Mechanistic Insights into Grokking from the Embedding Layer
H. V. AlquBoj, Hilal AlQuabeh, Velibor Bojkovic, Munachiso Nwadike, Kentaro Inui
TL;DR
This work analyzes grokking and delayed generalization, arguing that trainable embedding layers induce the phenomenon in MLPs solving modular arithmetic tasks. It identifies two mechanisms—sparse embedding updates for rare tokens and bilinear coupling between embeddings and first-layer weights that creates saddle points—and proposes frequency-aware sampling and embedding-specific learning-rate adjustments, notably an adaptive scheme with $c = \frac{\eta_E}{\eta_W}$ proportional to $\frac{\sigma_{\max}(\mathbf{E})}{\sigma_{\max}(\mathbf{W})} \cdot \frac{f_W}{f_E}$, empirically set to $10$, to accelerate convergence. The study also demonstrates that balancing update dynamics via Adam-LR improves stability and generalization, with Hessian analyses showing more balanced curvature between embedding and downstream weights. While focused on MLPs, the findings have broader implications for Transformer optimization where bilinear interactions also play a role, offering practical strategies to mitigate grokking and enhance generalization in bilinear systems.
Abstract
Grokking, a delayed generalization in neural networks after perfect training performance, has been observed in Transformers and MLPs, but the components driving it remain underexplored.
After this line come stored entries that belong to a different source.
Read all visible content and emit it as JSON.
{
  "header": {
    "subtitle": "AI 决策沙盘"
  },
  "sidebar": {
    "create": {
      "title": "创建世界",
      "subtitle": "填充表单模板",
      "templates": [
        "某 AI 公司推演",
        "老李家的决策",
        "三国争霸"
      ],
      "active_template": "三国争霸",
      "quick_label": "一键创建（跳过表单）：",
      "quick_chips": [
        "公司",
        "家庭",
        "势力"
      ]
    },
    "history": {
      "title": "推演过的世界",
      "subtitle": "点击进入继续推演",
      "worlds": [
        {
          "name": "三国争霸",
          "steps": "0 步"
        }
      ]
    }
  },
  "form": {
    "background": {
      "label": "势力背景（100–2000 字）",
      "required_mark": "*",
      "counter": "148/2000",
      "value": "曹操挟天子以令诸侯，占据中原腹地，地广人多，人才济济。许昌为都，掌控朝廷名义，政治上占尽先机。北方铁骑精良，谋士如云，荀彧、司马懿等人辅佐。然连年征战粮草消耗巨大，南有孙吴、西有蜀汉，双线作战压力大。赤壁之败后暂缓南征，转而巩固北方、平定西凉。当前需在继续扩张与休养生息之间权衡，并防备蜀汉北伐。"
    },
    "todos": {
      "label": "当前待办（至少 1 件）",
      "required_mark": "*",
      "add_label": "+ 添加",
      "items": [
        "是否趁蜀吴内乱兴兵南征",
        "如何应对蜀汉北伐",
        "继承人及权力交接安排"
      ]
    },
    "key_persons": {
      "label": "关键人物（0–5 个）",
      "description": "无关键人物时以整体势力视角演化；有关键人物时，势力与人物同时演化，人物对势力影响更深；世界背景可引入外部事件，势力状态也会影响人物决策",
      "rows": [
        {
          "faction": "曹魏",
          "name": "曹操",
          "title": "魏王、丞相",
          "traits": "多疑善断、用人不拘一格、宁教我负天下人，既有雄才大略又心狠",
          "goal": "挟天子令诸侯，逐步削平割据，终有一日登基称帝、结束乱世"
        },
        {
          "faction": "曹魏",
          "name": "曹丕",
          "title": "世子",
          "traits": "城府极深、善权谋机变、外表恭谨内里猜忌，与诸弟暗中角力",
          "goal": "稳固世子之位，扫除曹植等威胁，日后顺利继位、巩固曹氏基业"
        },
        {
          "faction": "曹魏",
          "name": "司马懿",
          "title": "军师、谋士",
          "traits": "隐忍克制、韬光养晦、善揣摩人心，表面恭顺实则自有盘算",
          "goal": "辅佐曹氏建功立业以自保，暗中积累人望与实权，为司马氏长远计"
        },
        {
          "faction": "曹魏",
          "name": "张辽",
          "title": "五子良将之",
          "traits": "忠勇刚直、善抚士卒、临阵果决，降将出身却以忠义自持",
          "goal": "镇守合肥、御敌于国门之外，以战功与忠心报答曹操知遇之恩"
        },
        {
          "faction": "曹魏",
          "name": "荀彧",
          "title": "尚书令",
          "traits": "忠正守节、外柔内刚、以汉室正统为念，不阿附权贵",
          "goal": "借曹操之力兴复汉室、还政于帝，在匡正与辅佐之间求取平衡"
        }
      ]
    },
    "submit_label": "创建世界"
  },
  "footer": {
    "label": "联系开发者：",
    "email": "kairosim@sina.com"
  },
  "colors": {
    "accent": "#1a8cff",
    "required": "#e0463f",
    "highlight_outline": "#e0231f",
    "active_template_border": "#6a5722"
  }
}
We show that embeddings are central to grokking: introducing them into MLPs induces delayed generalization in modular arithmetic tasks, whereas MLPs without embeddings can generalize immediately. Our analysis identifies two key mechanisms: (1) Embedding update dynamics, where rare tokens stagnate due to sparse gradient updates and weight decay, and (2) Bilinear coupling, where the interaction between embeddings and downstream weights introduces saddle points and increases sensitivity to initialization. To confirm these mechanisms, we investigate frequency-aware sampling, which balances token updates by minimizing gradient variance, and embedding-specific learning rates, derived from the asymmetric curvature of the bilinear loss landscape. We prove that an adaptive learning rate ratio, \(\frac{η_E}{η_W} \propto \frac{σ_{\max}(E)}{σ_{\max}(W)} \cdot \frac{f_W}{f_E}\), mitigates bilinear coupling effects, accelerating convergence. Our methods not only improve grokking dynamics but also extend to broader challenges in Transformer optimization, where bilinear interactions hinder efficient training.